Allison Jacques Gallery
16-18 Berners Street
London W1T 3LN

July 5 – August 3

Alison Jacques Gallery is presenting a body of nine new paintings by British artist Mathew Weir. In these works Weir continues to fuse imagery of ceramic figurines with his archive of landscapes to create complex narratives with exquisite yet melancholic auras. By dislocating and re-presenting historic objects such as early 19th Century German terracottas or Victorian ceramics in uncanny contexts, Weir entreats the viewer to reconsider how our interpretations of their original representations have been transposed over time and to actively address notions of racism, oppression, violence and death.

Two works from this exhibition, Jar (2011) and Bitter Fruit (2012) contrast the depiction of a black adolescent through a derisory colloquial object and the seemingly idyllic representation of a white woman: in the former, a rendition from a Victorian ceramic tobacco jar makes a visual parallel between boot-polishing and the original subject’s skin, while in the latter the female figurine is dressed in elegant, pastoral drapes picking fruit for her basket as if in an Arcadian scene. The work’s title, however, alludes to Billie Holiday’s Strange Fruit, in particular her last line: ‘Here is a strange and bitter crop’. This, together with the headscarf around the figure’s neck, merges the violence of lynching with the Greek myth of Daphne becoming a tree.
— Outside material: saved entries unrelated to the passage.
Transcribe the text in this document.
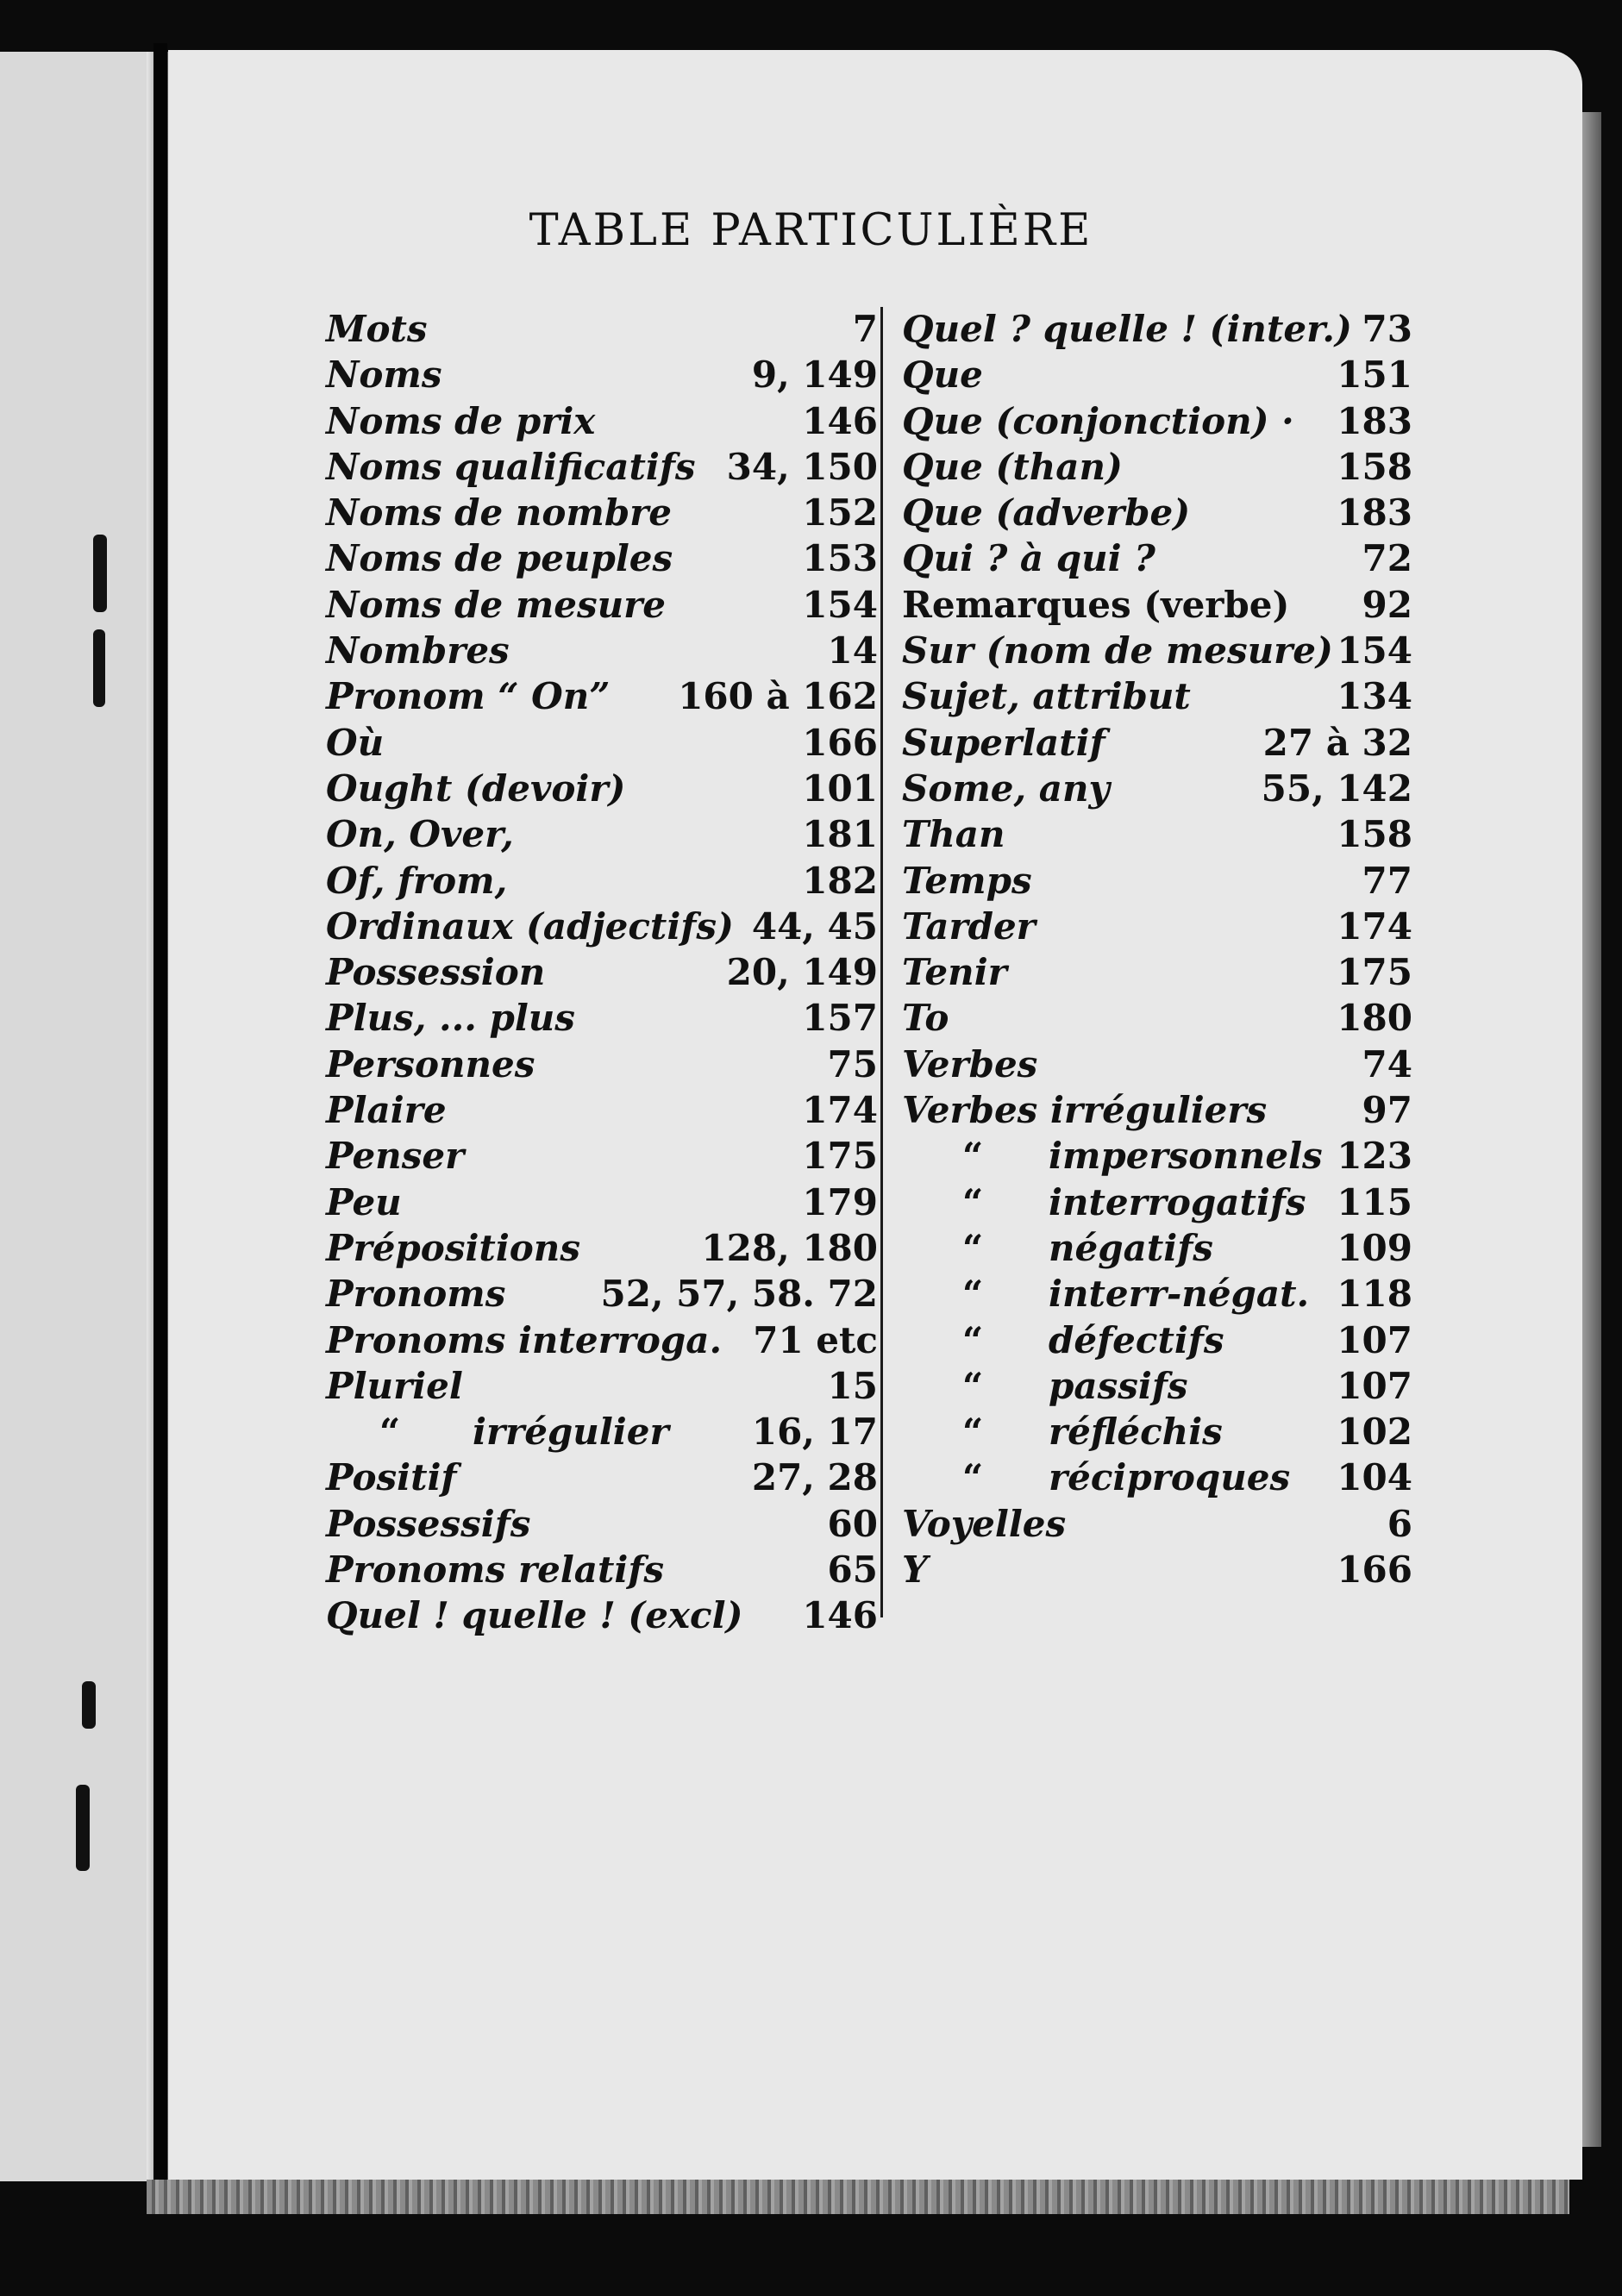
TABLE PARTICULIÈRE
Mots	7
Noms	9, 149
Noms de prix	146
Noms qualificatifs 34, 150
Noms de nombre	152
Noms de peuples	153
Noms de mesure	154
Nombres	14
Pronom “ On” 160 à 162
Où	166
Ought (devoir)	101
On, Over,	181
Of, from,	182
Ordinaux (adjectifs) 44, 45
Possession	20, 149
Plus, ... plus	157
Personnes	75
Plaire	174
Penser	175
Peu	179
Prépositions	128, 180
Pronoms	52, 57, 58. 72
Pronoms interroga. 71 etc
Pluriel	15
“ irrégulier 16, 17
Positif	27, 28
Possessifs	60
Pronoms relatifs	65
Quel ! quelle ! (excl) 146
Quel ? quelle ! (inter.) 73
Que	151
Que (conjonction) · 183
Que (than)	158
Que (adverbe)	183
Qui ? à qui ?	72
Remarques (verbe) 92
Sur (nom de mesure) 154
Sujet, attribut	134
Superlatif	27 à 32
Some, any	55, 142
Than	158
Temps	77
Tarder	174
Tenir	175
To	180
Verbes	74
Verbes irréguliers	97
“ impersonnels 123
“ interrogatifs 115
“ négatifs	109
“ interr-négat. 118
“ défectifs	107
“ passifs	107
“ réfléchis	102
“ réciproques 104
Voyelles	6
Y	166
Weir employs such layering of metaphor throughout his landscapes: an image of a waterfall referring to latent sexuality, a children’s see-saw to the idea of psychological balance. And even in those works in this show where he has deliberately sliced his figurines apparently out of context so that they loom at you from solid black backgrounds, this ominous duality of interpretation is rife. Glory, Hallelujah (2013) is based on a detail of a Staffordshire figurine depicting the American abolitionist John Brown, who himself was hung for insurrection, its title from the famous Civil War marching song sung in his honour. The original figurine is cropped to an intimate portrait, which makes our encounter with Brown directly charged. His ardent but mis-painted eyes stare out from what’s clearly a painting of a painted object – the quick, imprecise marks and cracks on the original mass-produced popular figurine contrasting with Weir’s exacting brushwork. This vulnerable martyr not only epitomizes emancipation and release for Weir, but also fragile disfiguration.